Sunday, August 26, 2007

Sorry it's been a while, and sorry that that'll require a quick post.

I had a terrific vacation with my family to the Aspen, Colorado area, camping, hiking, enjoying beautiful music, and even taking a shower now and then. We photographed the (apparently) most-photographed peaks in North America, saw beautiful meadows, and stood on high ridges...




...and that was only the first day. (Sorry, Nate, this was the one day you and Heather were behind, so my picture is of Claire.)
[Edit: the third picture isn't showing up for me, though it's definitely in the source code. Sorry, Claire, maybe Blogger doesn't want you on my site.]
A few more nice ones:





Since then, I've proctored a lot of entrance exams. (About eight hours' worth, and that's just the one-on-one ones.) The weather has been extremely hot until today, which I took advantage of by making bagels, and managed to improvise a quite nice whole-wheat bagel recipe with the surprise of finding whole-wheat bread flour at Sahara Mart. Craig--who has moved in (and we're getting along great)--helped a bit, and even bought some sesame seeds to put on top. They turned out better than last time, and I have some pretty good ideas for making them even better next time.

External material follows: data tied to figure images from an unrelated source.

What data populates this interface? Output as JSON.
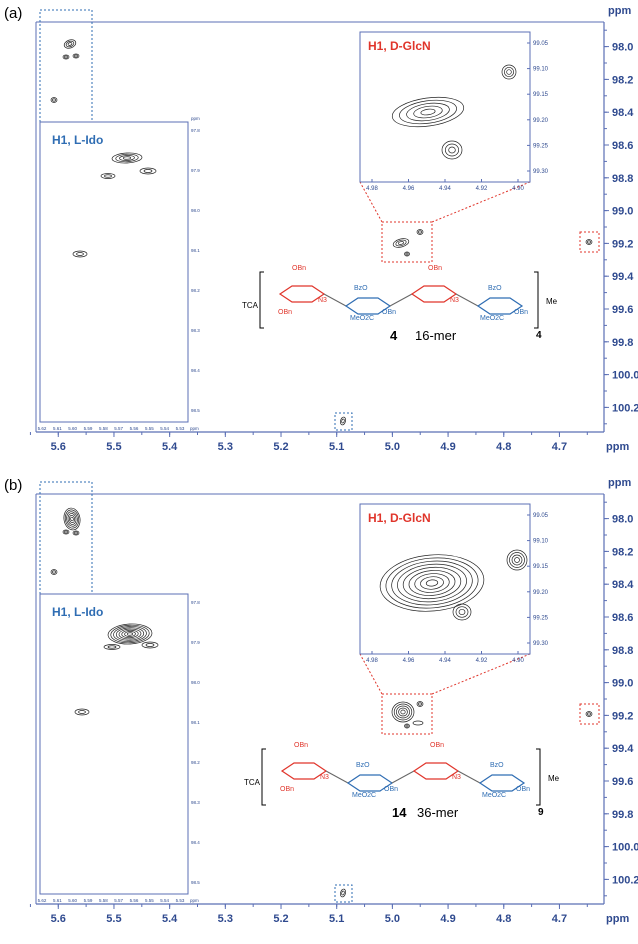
{
  "chart_data": [
    {
      "type": "heatmap",
      "panel_label": "(a)",
      "x_axis": {
        "label": "ppm",
        "ticks": [
          "5.6",
          "5.5",
          "5.4",
          "5.3",
          "5.2",
          "5.1",
          "5.0",
          "4.9",
          "4.8",
          "4.7"
        ],
        "range": [
          5.64,
          4.62
        ]
      },
      "y_axis": {
        "label": "ppm",
        "ticks": [
          "98.0",
          "98.2",
          "98.4",
          "98.6",
          "98.8",
          "99.0",
          "99.2",
          "99.4",
          "99.6",
          "99.8",
          "100.0",
          "100.2"
        ],
        "range": [
          97.85,
          100.35
        ]
      },
      "peaks": [
        {
          "x": 5.56,
          "y": 97.88
        },
        {
          "x": 5.55,
          "y": 97.95
        },
        {
          "x": 5.57,
          "y": 97.97
        },
        {
          "x": 5.59,
          "y": 98.25
        },
        {
          "x": 4.94,
          "y": 99.17
        },
        {
          "x": 4.92,
          "y": 99.15
        },
        {
          "x": 4.94,
          "y": 99.23
        },
        {
          "x": 4.66,
          "y": 99.16
        },
        {
          "x": 5.06,
          "y": 100.27
        }
      ],
      "inset_ido": {
        "title": "H1, L-Ido",
        "x_label": "ppm",
        "x_ticks": [
          "5.62",
          "5.61",
          "5.60",
          "5.59",
          "5.58",
          "5.57",
          "5.56",
          "5.55",
          "5.54",
          "5.53"
        ],
        "y_label": "ppm",
        "y_ticks": [
          "97.8",
          "97.9",
          "98.0",
          "98.1",
          "98.2",
          "98.3",
          "98.4",
          "98.5"
        ]
      },
      "inset_glcn": {
        "title": "H1, D-GlcN",
        "x_ticks": [
          "4.98",
          "4.96",
          "4.94",
          "4.92",
          "4.90"
        ],
        "y_ticks": [
          "99.05",
          "99.10",
          "99.15",
          "99.20",
          "99.25",
          "99.30"
        ]
      },
      "structure": {
        "tca": "TCA",
        "groups": [
          "OBn",
          "OBn",
          "N3",
          "BzO",
          "MeO2C",
          "OBn",
          "OBn",
          "N3",
          "BzO",
          "MeO2C",
          "OBn",
          "Me"
        ],
        "repeat": "4",
        "compound": "4",
        "mer": "16-mer"
      }
    },
    {
      "type": "heatmap",
      "panel_label": "(b)",
      "x_axis": {
        "label": "ppm",
        "ticks": [
          "5.6",
          "5.5",
          "5.4",
          "5.3",
          "5.2",
          "5.1",
          "5.0",
          "4.9",
          "4.8",
          "4.7"
        ],
        "range": [
          5.64,
          4.62
        ]
      },
      "y_axis": {
        "label": "ppm",
        "ticks": [
          "98.0",
          "98.2",
          "98.4",
          "98.6",
          "98.8",
          "99.0",
          "99.2",
          "99.4",
          "99.6",
          "99.8",
          "100.0",
          "100.2"
        ],
        "range": [
          97.85,
          100.35
        ]
      },
      "peaks": [
        {
          "x": 5.56,
          "y": 97.9
        },
        {
          "x": 5.57,
          "y": 98.02
        },
        {
          "x": 5.59,
          "y": 98.25
        },
        {
          "x": 4.94,
          "y": 99.18
        },
        {
          "x": 4.92,
          "y": 99.15
        },
        {
          "x": 4.94,
          "y": 99.22
        },
        {
          "x": 4.66,
          "y": 99.16
        },
        {
          "x": 5.06,
          "y": 100.27
        }
      ],
      "inset_ido": {
        "title": "H1, L-Ido",
        "x_label": "ppm",
        "x_ticks": [
          "5.62",
          "5.61",
          "5.60",
          "5.59",
          "5.58",
          "5.57",
          "5.56",
          "5.55",
          "5.54",
          "5.53"
        ],
        "y_ticks": [
          "97.8",
          "97.9",
          "98.0",
          "98.1",
          "98.2",
          "98.3",
          "98.4",
          "98.5"
        ]
      },
      "inset_glcn": {
        "title": "H1, D-GlcN",
        "x_ticks": [
          "4.98",
          "4.96",
          "4.94",
          "4.92",
          "4.90"
        ],
        "y_ticks": [
          "99.05",
          "99.10",
          "99.15",
          "99.20",
          "99.25",
          "99.30"
        ]
      },
      "structure": {
        "tca": "TCA",
        "groups": [
          "OBn",
          "OBn",
          "N3",
          "BzO",
          "MeO2C",
          "OBn",
          "OBn",
          "N3",
          "BzO",
          "MeO2C",
          "OBn",
          "Me"
        ],
        "repeat": "9",
        "compound": "14",
        "mer": "36-mer"
      }
    }
  ],
  "colors": {
    "axis": "#2f4a8f",
    "frame": "#5b6fb5",
    "red": "#e0352b",
    "blue": "#2f6db3",
    "contour": "#222222"
  }
}
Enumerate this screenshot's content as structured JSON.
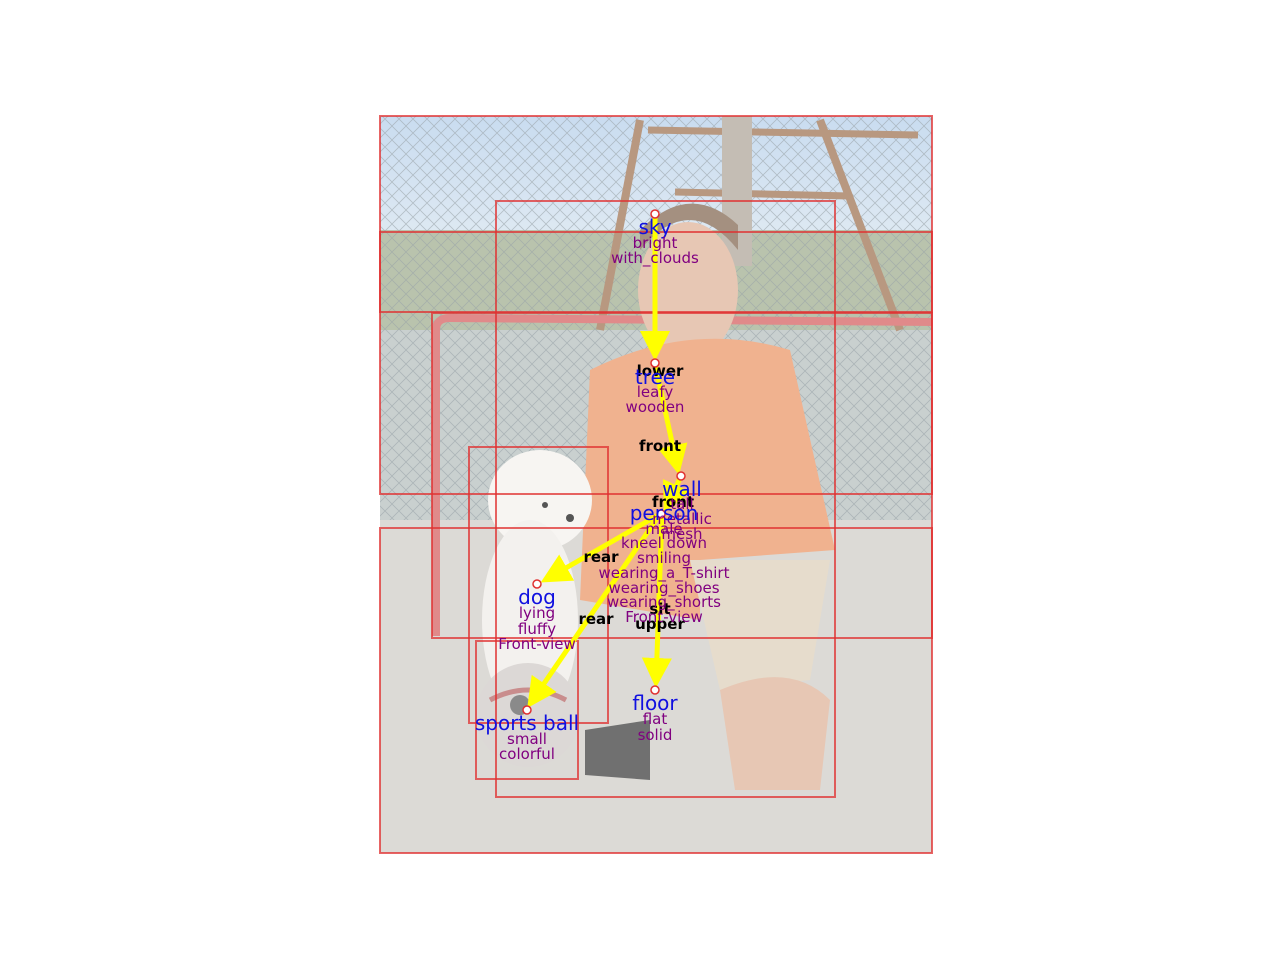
{
  "objects": [
    {
      "id": "sky",
      "name": "sky",
      "attributes": [
        "bright",
        "with_clouds"
      ]
    },
    {
      "id": "tree",
      "name": "tree",
      "attributes": [
        "leafy",
        "wooden"
      ]
    },
    {
      "id": "wall",
      "name": "wall",
      "attributes": [
        "tall",
        "metallic",
        "mesh"
      ]
    },
    {
      "id": "person",
      "name": "person",
      "attributes": [
        "male",
        "kneel down",
        "smiling",
        "wearing_a_T-shirt",
        "wearing_shoes",
        "wearing_shorts",
        "Front-view"
      ]
    },
    {
      "id": "dog",
      "name": "dog",
      "attributes": [
        "lying",
        "fluffy",
        "Front-view"
      ]
    },
    {
      "id": "sports_ball",
      "name": "sports ball",
      "attributes": [
        "small",
        "colorful"
      ]
    },
    {
      "id": "floor",
      "name": "floor",
      "attributes": [
        "flat",
        "solid"
      ]
    }
  ],
  "relations": [
    {
      "from": "sky",
      "to": "tree",
      "label": "lower"
    },
    {
      "from": "tree",
      "to": "wall",
      "label": "front"
    },
    {
      "from": "wall",
      "to": "person",
      "label": "front"
    },
    {
      "from": "person",
      "to": "dog",
      "label": "rear"
    },
    {
      "from": "person",
      "to": "sports_ball",
      "label": "rear"
    },
    {
      "from": "person",
      "to": "floor",
      "label": "sit"
    },
    {
      "from": "person",
      "to": "floor",
      "label": "upper"
    }
  ],
  "colors": {
    "photo_tint": "#c8c2b8",
    "bbox": "#e03030",
    "edge": "#ffff00",
    "object_name": "#1010e0",
    "attribute": "#800080",
    "relation": "#000000"
  }
}
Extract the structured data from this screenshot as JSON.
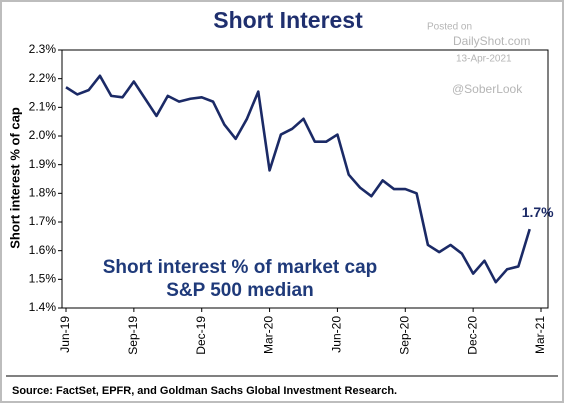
{
  "chart_data": {
    "type": "line",
    "title": "Short Interest",
    "watermark": [
      "Posted on",
      "DailyShot.com",
      "13-Apr-2021",
      "@SoberLook"
    ],
    "y_label": "Short interest % of cap",
    "annotation": [
      "Short interest % of market cap",
      "S&P 500 median"
    ],
    "source": "Source: FactSet, EPFR, and Goldman Sachs Global Investment Research.",
    "categories": [
      "Jun-19",
      null,
      null,
      null,
      null,
      null,
      "Sep-19",
      null,
      null,
      null,
      null,
      null,
      "Dec-19",
      null,
      null,
      null,
      null,
      null,
      "Mar-20",
      null,
      null,
      null,
      null,
      null,
      "Jun-20",
      null,
      null,
      null,
      null,
      null,
      "Sep-20",
      null,
      null,
      null,
      null,
      null,
      "Dec-20",
      null,
      null,
      null,
      null,
      null,
      "Mar-21"
    ],
    "series": [
      {
        "name": "Short interest % of market cap",
        "color": "#1b2a66",
        "values": [
          2.17,
          2.145,
          2.16,
          2.21,
          2.14,
          2.135,
          2.19,
          2.13,
          2.07,
          2.14,
          2.12,
          2.13,
          2.135,
          2.12,
          2.04,
          1.99,
          2.06,
          2.155,
          1.88,
          2.005,
          2.025,
          2.06,
          1.98,
          1.98,
          2.005,
          1.865,
          1.82,
          1.79,
          1.845,
          1.815,
          1.815,
          1.8,
          1.62,
          1.595,
          1.62,
          1.59,
          1.52,
          1.565,
          1.49,
          1.535,
          1.545,
          1.675,
          null
        ],
        "value_labels": [
          null,
          null,
          null,
          null,
          null,
          null,
          null,
          null,
          null,
          null,
          null,
          null,
          null,
          null,
          null,
          null,
          null,
          null,
          null,
          null,
          null,
          null,
          null,
          null,
          null,
          null,
          null,
          null,
          null,
          null,
          null,
          null,
          null,
          null,
          null,
          null,
          null,
          null,
          null,
          null,
          null,
          "1.7%",
          null
        ]
      }
    ],
    "ylim": [
      1.4,
      2.3
    ],
    "yticks": [
      {
        "value": 1.4,
        "label": "1.4%"
      },
      {
        "value": 1.5,
        "label": "1.5%"
      },
      {
        "value": 1.6,
        "label": "1.6%"
      },
      {
        "value": 1.7,
        "label": "1.7%"
      },
      {
        "value": 1.8,
        "label": "1.8%"
      },
      {
        "value": 1.9,
        "label": "1.9%"
      },
      {
        "value": 2.0,
        "label": "2.0%"
      },
      {
        "value": 2.1,
        "label": "2.1%"
      },
      {
        "value": 2.2,
        "label": "2.2%"
      },
      {
        "value": 2.3,
        "label": "2.3%"
      }
    ],
    "grid": false
  }
}
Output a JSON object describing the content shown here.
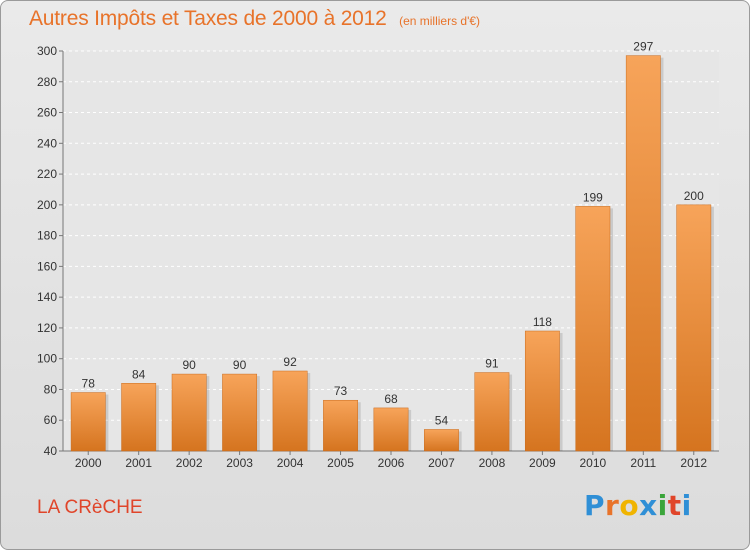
{
  "header": {
    "title": "Autres Impôts et Taxes de 2000 à 2012",
    "subtitle": "(en milliers d'€)"
  },
  "footer": {
    "commune": "LA CRèCHE",
    "logo_letters": [
      "P",
      "r",
      "o",
      "x",
      "i",
      "t",
      "i"
    ],
    "logo_colors": [
      "#2f8fd6",
      "#e8732a",
      "#f0b400",
      "#2f8fd6",
      "#3aa53a",
      "#e0452a",
      "#2f8fd6"
    ]
  },
  "colors": {
    "bar_top": "#f7a45a",
    "bar_bottom": "#d5741f",
    "accent": "#e8732a"
  },
  "chart_data": {
    "type": "bar",
    "categories": [
      "2000",
      "2001",
      "2002",
      "2003",
      "2004",
      "2005",
      "2006",
      "2007",
      "2008",
      "2009",
      "2010",
      "2011",
      "2012"
    ],
    "values": [
      78,
      84,
      90,
      90,
      92,
      73,
      68,
      54,
      91,
      118,
      199,
      297,
      200
    ],
    "title": "Autres Impôts et Taxes de 2000 à 2012",
    "xlabel": "",
    "ylabel": "",
    "ylim": [
      40,
      300
    ],
    "yticks": [
      40,
      60,
      80,
      100,
      120,
      140,
      160,
      180,
      200,
      220,
      240,
      260,
      280,
      300
    ],
    "grid": true,
    "data_labels": true
  }
}
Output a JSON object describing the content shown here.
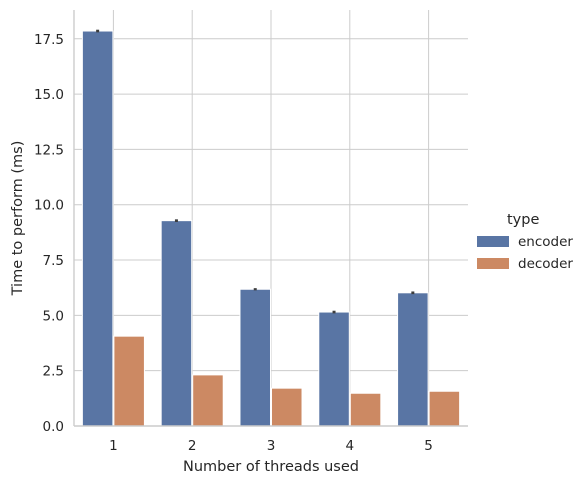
{
  "chart_data": {
    "type": "bar",
    "categories": [
      "1",
      "2",
      "3",
      "4",
      "5"
    ],
    "series": [
      {
        "name": "encoder",
        "values": [
          17.85,
          9.28,
          6.18,
          5.15,
          6.02
        ],
        "ci": [
          0.06,
          0.06,
          0.05,
          0.06,
          0.06
        ],
        "color": "#5975a4"
      },
      {
        "name": "decoder",
        "values": [
          4.06,
          2.31,
          1.71,
          1.48,
          1.57
        ],
        "ci": [
          0.0,
          0.0,
          0.0,
          0.0,
          0.0
        ],
        "color": "#cc8963"
      }
    ],
    "xlabel": "Number of threads used",
    "ylabel": "Time to perform (ms)",
    "ylim": [
      0,
      18.8
    ],
    "yticks": [
      0.0,
      2.5,
      5.0,
      7.5,
      10.0,
      12.5,
      15.0,
      17.5
    ],
    "ytick_labels": [
      "0.0",
      "2.5",
      "5.0",
      "7.5",
      "10.0",
      "12.5",
      "15.0",
      "17.5"
    ],
    "legend": {
      "title": "type",
      "placement": "right"
    },
    "grid": true
  }
}
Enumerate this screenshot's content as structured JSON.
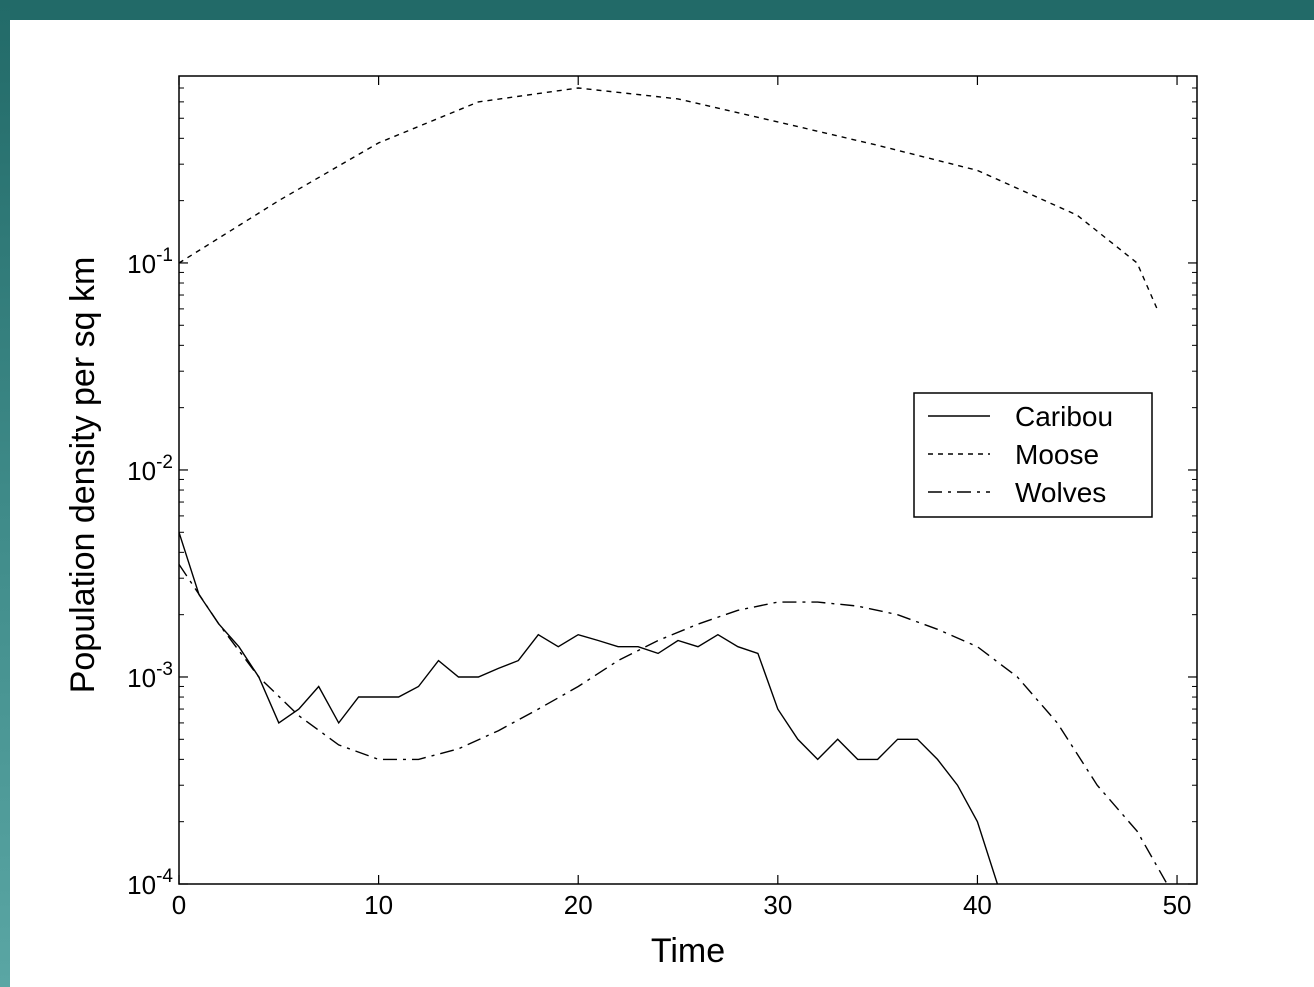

Now, I can't believe that school's starting today! That's kind of awful. It doesn't have the same sense of excitement that I've had in past semesters, but maybe that'll change once I actually get into classes and, especially, once I get back into the hang of teaching. (I think my choice to hardly teach over the summer will haunt me--I felt ridiculously nervous even speaking in front of the assembled music theory graduate students the other day about my class, and feel at a loss whenever I put a lesson plan in front of me to be revised.)

A Tafelmusik concert of music inspired by Ovid has got me going back to my Ovid text and trying to translate. Boy, is it slow going, and after hours of giving tests I haven't mentally been up to it much lately, but hopefully on my light days. We'll see. Here's the great opening paragraph, with just a tiny bit of help from an English translation I found online. I've got a literal and a meaning-centered translation, both, because the rhetorical effect is *definitely* lost in the English translation: you get a sense of the appropriateness of the beginning ("In nova") and the exciting flourish of the end ("perpetuum deducite tempora carmen!") from the literal.

Latin:
In nova fert animus mutatas dicere formas
corpora; di, coeptis (nam vos mutastis et illas)
adspirate meis primaque ab origine mundi
ad mea perpetuum deducite tempora carmen!

Literal: Into new moves me my soul changed to speak of forms bodies; gods, beginnings (for you have changed also them) favor my and first from the genesis of the world to the current my epic spin out time song!

Meaning: My soul moves me to speak of forms changed into new bodies; gods, favor my beginnings (for you have changed them also) and spin out my epic song from the first genesis of the world to the current time!

1 comment:

Anonymous said...

Great pictures, Tim! Too bad you can't put in those echos from Cathedral Lake, too!

I am ready to come over for bagels ANYTIME.